Tout d'abord, Netgem ne fait pas que fabriquer des boxes TV, loin s'en faut, mais apporte une solution de bout en bout: une netbox de Netgem est le plus souvent un boîtier de réception hybride câble/TNT/internet avec un centre multimédia (ou media server) gérant les flux audiovisuels, doté d’une interface utilisateur intuitive doublée d'un guide de programme pour le client/abonné, capable de dispatcher les flux sur plusieurs écrans à la fois dans la maison, portables y compris, et intégrant tous les logiciels de gestion d'abonnés, de configuration à distance, voire de mesure d'audience pour les opérateurs.

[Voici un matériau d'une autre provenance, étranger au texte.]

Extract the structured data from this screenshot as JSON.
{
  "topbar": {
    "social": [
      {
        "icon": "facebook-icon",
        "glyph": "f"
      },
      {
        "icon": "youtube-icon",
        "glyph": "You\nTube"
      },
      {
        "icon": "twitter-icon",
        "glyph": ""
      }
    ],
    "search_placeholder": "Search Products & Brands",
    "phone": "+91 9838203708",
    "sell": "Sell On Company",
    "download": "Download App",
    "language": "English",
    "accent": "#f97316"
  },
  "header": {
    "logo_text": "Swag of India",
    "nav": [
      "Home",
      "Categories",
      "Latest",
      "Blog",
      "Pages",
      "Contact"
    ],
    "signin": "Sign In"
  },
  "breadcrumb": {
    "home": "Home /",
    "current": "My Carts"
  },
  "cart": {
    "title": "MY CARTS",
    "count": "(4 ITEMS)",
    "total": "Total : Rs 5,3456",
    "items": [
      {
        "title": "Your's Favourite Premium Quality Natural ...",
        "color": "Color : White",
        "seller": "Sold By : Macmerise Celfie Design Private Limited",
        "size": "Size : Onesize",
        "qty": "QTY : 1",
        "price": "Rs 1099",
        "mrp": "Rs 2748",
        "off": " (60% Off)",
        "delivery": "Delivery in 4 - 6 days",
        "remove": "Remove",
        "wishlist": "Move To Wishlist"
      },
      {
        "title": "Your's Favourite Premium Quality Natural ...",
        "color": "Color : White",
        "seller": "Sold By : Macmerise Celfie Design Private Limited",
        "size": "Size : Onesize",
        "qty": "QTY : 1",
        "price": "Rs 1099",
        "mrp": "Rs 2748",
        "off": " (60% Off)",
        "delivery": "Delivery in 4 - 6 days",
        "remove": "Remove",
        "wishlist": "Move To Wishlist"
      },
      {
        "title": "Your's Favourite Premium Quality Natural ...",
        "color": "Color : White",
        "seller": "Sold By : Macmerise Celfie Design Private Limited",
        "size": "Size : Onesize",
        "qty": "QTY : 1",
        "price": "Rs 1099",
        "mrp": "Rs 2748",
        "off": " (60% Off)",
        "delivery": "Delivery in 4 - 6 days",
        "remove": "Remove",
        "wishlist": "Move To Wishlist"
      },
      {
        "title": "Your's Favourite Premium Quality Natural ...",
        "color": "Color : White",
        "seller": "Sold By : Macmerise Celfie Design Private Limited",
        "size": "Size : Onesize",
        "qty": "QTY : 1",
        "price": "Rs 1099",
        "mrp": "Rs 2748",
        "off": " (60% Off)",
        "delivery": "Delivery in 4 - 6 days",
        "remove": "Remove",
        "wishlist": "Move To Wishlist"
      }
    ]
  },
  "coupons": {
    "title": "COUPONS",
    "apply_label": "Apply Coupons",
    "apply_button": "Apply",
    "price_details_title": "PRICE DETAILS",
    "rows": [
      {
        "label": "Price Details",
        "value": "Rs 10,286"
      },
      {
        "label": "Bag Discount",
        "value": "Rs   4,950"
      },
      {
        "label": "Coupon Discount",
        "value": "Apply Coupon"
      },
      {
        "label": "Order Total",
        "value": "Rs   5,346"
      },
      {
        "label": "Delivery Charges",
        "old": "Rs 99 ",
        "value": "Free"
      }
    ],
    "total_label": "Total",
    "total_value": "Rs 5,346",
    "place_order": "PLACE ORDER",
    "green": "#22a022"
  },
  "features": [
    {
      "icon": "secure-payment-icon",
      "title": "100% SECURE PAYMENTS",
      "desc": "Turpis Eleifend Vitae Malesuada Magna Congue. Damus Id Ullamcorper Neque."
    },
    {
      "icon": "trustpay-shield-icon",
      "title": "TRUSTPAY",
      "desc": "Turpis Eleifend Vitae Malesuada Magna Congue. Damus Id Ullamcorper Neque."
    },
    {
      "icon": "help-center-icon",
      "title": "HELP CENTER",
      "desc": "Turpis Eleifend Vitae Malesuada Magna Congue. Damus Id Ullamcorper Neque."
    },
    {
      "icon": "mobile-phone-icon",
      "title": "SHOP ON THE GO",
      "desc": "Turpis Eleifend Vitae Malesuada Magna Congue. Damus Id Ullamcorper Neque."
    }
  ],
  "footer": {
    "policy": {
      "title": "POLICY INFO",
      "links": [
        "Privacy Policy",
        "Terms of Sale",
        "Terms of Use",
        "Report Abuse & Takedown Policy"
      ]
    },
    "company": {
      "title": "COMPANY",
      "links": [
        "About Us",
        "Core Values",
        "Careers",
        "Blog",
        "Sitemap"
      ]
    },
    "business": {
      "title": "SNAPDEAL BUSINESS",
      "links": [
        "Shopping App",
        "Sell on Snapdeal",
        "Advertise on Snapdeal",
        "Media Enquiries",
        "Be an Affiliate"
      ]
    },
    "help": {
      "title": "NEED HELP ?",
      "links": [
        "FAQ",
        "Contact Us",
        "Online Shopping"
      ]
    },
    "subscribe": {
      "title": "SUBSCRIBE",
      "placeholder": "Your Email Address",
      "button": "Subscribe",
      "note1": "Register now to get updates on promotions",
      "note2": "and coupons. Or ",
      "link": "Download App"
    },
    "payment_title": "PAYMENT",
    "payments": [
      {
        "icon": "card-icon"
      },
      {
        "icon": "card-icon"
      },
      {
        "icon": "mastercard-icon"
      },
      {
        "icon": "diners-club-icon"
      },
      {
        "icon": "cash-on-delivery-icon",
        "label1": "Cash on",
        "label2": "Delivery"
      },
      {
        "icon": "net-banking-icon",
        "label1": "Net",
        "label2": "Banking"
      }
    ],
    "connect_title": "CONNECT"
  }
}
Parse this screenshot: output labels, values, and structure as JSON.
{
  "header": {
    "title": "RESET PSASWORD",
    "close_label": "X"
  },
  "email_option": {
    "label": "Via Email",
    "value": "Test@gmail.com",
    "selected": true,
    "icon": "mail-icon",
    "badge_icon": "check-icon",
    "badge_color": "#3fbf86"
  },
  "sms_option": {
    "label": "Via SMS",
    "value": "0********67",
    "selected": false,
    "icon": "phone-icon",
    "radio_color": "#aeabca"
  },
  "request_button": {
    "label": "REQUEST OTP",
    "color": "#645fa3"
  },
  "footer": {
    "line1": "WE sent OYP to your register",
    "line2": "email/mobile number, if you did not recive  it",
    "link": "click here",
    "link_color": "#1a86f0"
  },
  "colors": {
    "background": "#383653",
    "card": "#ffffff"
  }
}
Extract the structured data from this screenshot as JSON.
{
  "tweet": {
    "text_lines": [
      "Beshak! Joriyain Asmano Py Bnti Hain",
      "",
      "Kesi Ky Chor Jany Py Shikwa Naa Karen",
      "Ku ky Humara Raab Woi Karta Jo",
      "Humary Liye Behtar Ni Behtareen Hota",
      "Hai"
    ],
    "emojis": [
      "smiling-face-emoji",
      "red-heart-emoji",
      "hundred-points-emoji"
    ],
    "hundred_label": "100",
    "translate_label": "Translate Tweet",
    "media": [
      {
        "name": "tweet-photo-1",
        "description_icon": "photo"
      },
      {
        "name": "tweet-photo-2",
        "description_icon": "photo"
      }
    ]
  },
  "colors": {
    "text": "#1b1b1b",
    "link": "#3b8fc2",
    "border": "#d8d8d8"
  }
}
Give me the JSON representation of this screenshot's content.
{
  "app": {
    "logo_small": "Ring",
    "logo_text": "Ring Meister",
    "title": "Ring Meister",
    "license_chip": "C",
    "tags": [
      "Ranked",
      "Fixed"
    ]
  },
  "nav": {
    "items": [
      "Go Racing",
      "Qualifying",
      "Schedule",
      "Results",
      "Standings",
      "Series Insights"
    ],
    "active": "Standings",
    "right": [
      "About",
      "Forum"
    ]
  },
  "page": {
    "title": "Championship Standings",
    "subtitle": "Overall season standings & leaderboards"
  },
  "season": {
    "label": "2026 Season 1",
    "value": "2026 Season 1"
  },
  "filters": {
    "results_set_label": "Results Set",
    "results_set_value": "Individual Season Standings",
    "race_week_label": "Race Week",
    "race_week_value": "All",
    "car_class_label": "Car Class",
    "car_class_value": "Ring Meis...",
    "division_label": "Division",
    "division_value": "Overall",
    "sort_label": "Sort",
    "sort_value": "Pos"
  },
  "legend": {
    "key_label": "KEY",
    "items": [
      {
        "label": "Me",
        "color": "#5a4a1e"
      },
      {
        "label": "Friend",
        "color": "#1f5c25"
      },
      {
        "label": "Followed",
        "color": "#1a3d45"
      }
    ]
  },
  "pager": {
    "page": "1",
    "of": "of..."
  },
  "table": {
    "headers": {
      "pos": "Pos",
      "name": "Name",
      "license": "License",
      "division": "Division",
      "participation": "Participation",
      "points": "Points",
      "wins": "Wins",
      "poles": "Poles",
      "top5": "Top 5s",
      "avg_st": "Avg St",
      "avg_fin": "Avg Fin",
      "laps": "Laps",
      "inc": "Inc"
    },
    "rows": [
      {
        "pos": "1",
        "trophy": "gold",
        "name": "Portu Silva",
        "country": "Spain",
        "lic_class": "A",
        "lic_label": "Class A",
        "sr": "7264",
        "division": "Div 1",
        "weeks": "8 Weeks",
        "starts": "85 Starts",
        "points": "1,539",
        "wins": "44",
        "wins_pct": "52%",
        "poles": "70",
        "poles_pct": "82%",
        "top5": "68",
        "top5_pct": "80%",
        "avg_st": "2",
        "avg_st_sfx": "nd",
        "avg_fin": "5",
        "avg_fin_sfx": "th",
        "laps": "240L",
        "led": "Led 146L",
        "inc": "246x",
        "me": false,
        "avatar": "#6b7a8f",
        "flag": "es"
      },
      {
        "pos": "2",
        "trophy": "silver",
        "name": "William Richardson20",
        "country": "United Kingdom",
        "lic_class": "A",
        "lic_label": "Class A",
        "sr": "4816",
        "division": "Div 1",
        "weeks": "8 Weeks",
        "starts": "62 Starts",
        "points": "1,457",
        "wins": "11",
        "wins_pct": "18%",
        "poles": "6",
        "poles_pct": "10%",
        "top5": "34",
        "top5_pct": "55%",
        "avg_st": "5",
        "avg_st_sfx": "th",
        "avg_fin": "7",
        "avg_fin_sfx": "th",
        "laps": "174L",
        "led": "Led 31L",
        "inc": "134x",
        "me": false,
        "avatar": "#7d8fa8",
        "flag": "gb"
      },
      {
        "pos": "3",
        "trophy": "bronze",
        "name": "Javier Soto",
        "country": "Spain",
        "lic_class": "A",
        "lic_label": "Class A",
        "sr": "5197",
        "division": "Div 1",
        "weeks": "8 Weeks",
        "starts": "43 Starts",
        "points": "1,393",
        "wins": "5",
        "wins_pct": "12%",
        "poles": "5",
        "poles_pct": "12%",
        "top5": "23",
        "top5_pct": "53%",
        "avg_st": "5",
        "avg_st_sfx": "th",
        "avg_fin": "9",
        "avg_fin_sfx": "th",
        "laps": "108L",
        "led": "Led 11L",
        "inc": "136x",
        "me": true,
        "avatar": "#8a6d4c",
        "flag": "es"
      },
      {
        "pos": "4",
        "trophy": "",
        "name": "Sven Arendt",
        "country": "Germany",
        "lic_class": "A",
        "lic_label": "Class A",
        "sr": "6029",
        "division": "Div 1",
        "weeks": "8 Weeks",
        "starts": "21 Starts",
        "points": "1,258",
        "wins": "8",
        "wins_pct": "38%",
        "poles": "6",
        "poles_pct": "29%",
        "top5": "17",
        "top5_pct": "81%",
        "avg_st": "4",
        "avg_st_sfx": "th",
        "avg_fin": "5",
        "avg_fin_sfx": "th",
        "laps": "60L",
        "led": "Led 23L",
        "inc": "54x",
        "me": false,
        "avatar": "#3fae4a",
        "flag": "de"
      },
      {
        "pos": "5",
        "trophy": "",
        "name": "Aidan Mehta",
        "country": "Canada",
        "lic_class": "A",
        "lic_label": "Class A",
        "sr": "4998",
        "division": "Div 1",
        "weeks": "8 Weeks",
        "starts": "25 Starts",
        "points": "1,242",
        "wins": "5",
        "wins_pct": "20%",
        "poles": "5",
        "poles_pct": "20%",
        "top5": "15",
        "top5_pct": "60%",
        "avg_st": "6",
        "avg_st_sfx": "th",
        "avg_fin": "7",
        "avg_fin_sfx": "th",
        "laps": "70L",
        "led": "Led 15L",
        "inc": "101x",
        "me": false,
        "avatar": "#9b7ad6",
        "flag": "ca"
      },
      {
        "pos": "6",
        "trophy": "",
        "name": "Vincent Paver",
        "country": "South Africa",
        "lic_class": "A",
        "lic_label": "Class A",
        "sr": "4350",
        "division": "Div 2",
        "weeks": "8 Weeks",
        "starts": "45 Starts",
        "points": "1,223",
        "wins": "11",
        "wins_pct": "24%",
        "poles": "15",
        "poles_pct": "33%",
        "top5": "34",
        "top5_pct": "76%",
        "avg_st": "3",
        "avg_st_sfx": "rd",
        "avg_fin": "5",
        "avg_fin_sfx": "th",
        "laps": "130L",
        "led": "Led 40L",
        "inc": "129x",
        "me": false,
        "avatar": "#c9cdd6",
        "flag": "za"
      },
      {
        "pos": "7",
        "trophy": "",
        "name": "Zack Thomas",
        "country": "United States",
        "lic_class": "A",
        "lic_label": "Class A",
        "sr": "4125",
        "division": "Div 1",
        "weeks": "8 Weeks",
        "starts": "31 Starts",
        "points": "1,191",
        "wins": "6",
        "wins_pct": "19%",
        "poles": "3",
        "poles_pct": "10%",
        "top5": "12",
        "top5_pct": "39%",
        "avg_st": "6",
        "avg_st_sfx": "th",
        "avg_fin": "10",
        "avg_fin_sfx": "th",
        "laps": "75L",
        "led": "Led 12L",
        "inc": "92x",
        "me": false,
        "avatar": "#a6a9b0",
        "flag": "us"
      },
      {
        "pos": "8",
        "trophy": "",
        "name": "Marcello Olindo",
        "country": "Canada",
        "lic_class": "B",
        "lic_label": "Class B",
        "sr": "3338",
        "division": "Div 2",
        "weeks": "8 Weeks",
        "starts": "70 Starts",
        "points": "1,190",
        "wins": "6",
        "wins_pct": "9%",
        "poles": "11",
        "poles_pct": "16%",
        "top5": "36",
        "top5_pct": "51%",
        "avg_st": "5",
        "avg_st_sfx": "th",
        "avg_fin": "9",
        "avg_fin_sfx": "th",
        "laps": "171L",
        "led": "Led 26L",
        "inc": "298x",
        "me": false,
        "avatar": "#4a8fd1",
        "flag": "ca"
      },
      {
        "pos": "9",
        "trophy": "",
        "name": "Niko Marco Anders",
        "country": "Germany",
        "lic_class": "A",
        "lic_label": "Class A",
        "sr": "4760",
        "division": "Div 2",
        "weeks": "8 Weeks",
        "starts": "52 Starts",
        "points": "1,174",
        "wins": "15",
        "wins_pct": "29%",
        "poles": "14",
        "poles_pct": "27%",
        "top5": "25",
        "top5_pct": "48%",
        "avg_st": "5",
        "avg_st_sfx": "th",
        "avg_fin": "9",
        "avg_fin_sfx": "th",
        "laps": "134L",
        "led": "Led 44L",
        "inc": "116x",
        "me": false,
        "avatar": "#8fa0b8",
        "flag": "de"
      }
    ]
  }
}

Une proposition de valeur qui a du sens, surtout pour des opérateurs de télécom qui veulent faire du triple ou du quadruple play sans avoir les grands moyens des grands opérateurs historiques. Une solution qui a d'autant plus de sens qu'elle peut être à présent gérée par Netgem pour le compte de son client sur un mode totalement externalisé, en service "cloud" : une offre dénommée #Telco TV (avec comme slogan : "TV, the Telco way"). Une offre bien adaptée en principe à la façon dont les "millenials" consomment la TV, et qui permet aux Telcos de se concentrer sur leur métier de base : gérer l'infrastructure, et facturer l'abonné. Et une offre pour laquelle Netgem a déjà plus d'un client sérieux, dont EE TV en Grande-Bretagne, qui opère sur un marché plutôt en avance et se mesure apparemment sans démériter à l'ogre Sky TV.

Ensuite, Netgem s'est réorganisé ces deux dernières années, et a adapté en principe sa structure de coûts à ce nouveau modèle d'affaires, dans lequel les boxes sont vendues à l'opérateur à prix coûtant. Ce qui permet peut-être d'espérer un redressement de la marge opérationnelle, et sa remontée à un niveau plus significatif que les 2,3% affichés péniblement en 2015, si la croissance redémarre, ce qui est l'objectif affiché par la direction pour cette année. Enfin, on a les moyens d'attendre : la société avait 36M€ de trésorerie nette fin 2015, et doit en distribuer bientôt une petite partie avec un dividende de 0,15€ qui donne un rendement de 6,8% au cours actuel.

Des points forts qui expliquent vraisemblablement l'intérêt d'un fonds d'investissement patrimonial, Eximium, qui détenait environ 10% du capital fin 2015. Ce qui est peut-être un signe : Eximium s'investit souvent dans des PME cotées en retournement, et souvent avec succès (cf PCAS). Netgem : trop discrète, finalement.

Jérôme Lieury, membre du Cercle des analystes indépendants

Le Cercle des analystes indépendants est une association constituée entre une douzaine de bureaux indépendants à l'initiative de Valquant, la société d’analyse financière présidée par Eric Galiègue, pour promouvoir l'analyse indépendante.